In his book "Information Rules" Mike Shipero talks about the impact of standards on economic activities of IT firms and companies who rely on IT technologies. A central point of his book was the hidden, yet significant impact that technical standards have on operation efficiency and profitability. He claims that technical standards can "lock-in"and "lock-out" and depending on whether a firm is the supplier or the consumer the concepts can either protect and sustain profitability or threaten and constrain efficiency and growth.

Recently, OpenGroup adopted IBM's DRDA (Distributed Relational Database Architecture) as a standard interoperability protocol for databases and applications. Support vendors, developers, and enterprise customers have all wrestle with getting disparate distributed database environments to seamlessly communicate. Although gateways and middleware helps smooth communication across DBMS platforms, OpenGroup's adoption of DRDA is step toward developing a set of standards that would facilitate the communication between DBMSs without sacrificing performance. The idea is that vendors will make DRDA native to their systems rather than compatible with their systems.

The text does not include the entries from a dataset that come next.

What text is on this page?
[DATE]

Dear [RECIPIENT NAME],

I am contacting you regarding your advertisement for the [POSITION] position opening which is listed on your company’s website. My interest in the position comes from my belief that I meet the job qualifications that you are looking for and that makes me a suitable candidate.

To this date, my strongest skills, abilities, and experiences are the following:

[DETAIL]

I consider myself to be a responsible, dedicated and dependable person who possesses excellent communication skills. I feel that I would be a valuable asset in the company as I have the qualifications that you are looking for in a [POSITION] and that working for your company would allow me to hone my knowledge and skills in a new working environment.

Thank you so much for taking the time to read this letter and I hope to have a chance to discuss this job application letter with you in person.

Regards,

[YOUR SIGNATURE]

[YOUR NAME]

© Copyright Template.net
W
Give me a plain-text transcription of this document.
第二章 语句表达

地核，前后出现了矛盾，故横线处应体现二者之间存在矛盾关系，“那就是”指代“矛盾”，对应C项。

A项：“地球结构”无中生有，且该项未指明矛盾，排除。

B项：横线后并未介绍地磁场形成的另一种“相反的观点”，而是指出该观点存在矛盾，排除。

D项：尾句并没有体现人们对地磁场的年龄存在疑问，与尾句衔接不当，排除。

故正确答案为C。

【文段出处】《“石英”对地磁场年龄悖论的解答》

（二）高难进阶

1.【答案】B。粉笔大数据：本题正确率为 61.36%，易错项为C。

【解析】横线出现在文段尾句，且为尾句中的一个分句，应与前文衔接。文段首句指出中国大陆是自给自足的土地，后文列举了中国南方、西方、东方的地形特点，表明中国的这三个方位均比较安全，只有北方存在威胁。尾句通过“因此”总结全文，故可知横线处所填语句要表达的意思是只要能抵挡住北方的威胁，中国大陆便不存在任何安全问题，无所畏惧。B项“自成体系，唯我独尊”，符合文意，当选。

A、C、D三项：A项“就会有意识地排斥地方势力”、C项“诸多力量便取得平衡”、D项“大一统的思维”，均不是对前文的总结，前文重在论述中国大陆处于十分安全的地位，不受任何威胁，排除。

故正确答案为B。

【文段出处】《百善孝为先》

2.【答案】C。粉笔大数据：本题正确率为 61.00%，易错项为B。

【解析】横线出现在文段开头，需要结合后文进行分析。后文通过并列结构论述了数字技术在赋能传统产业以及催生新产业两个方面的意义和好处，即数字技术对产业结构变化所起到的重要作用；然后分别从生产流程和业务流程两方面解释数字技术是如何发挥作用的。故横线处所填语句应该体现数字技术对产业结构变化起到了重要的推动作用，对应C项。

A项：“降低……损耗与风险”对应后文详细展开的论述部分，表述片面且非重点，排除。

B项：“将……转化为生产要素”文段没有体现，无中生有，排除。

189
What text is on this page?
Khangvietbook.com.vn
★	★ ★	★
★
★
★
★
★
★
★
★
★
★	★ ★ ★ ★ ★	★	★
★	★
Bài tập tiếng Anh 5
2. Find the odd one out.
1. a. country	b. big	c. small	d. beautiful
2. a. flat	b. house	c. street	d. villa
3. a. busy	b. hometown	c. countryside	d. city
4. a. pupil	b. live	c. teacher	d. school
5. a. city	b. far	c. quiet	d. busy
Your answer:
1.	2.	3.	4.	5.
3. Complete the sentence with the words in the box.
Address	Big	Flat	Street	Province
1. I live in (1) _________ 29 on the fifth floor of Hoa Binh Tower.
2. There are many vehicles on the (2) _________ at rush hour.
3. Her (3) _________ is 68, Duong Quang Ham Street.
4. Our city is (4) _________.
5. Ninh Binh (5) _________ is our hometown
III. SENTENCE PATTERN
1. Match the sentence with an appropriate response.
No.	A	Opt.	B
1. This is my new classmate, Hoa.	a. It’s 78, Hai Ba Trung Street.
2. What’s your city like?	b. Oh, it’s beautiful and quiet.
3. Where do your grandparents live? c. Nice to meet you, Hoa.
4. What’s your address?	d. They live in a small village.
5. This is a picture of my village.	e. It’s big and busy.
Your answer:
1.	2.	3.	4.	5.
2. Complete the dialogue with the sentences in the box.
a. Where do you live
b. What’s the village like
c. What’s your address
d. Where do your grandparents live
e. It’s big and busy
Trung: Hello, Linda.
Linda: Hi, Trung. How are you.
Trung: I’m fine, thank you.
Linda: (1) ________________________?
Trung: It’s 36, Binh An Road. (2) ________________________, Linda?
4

This is good news for customer because it will help them overcome being "locked-in" to a particular protocol. It would allow them to consider new systems based on the merit of their performance and not so much on compatibility. Although standards can benefit suppliers in so many ways, more often it threatens competitive advantage because so many vendors have used proprietary technology to "lock-out" competition and to "lock-in" customers. Perhaps it's because of this that there has only been marginal support for the new standard.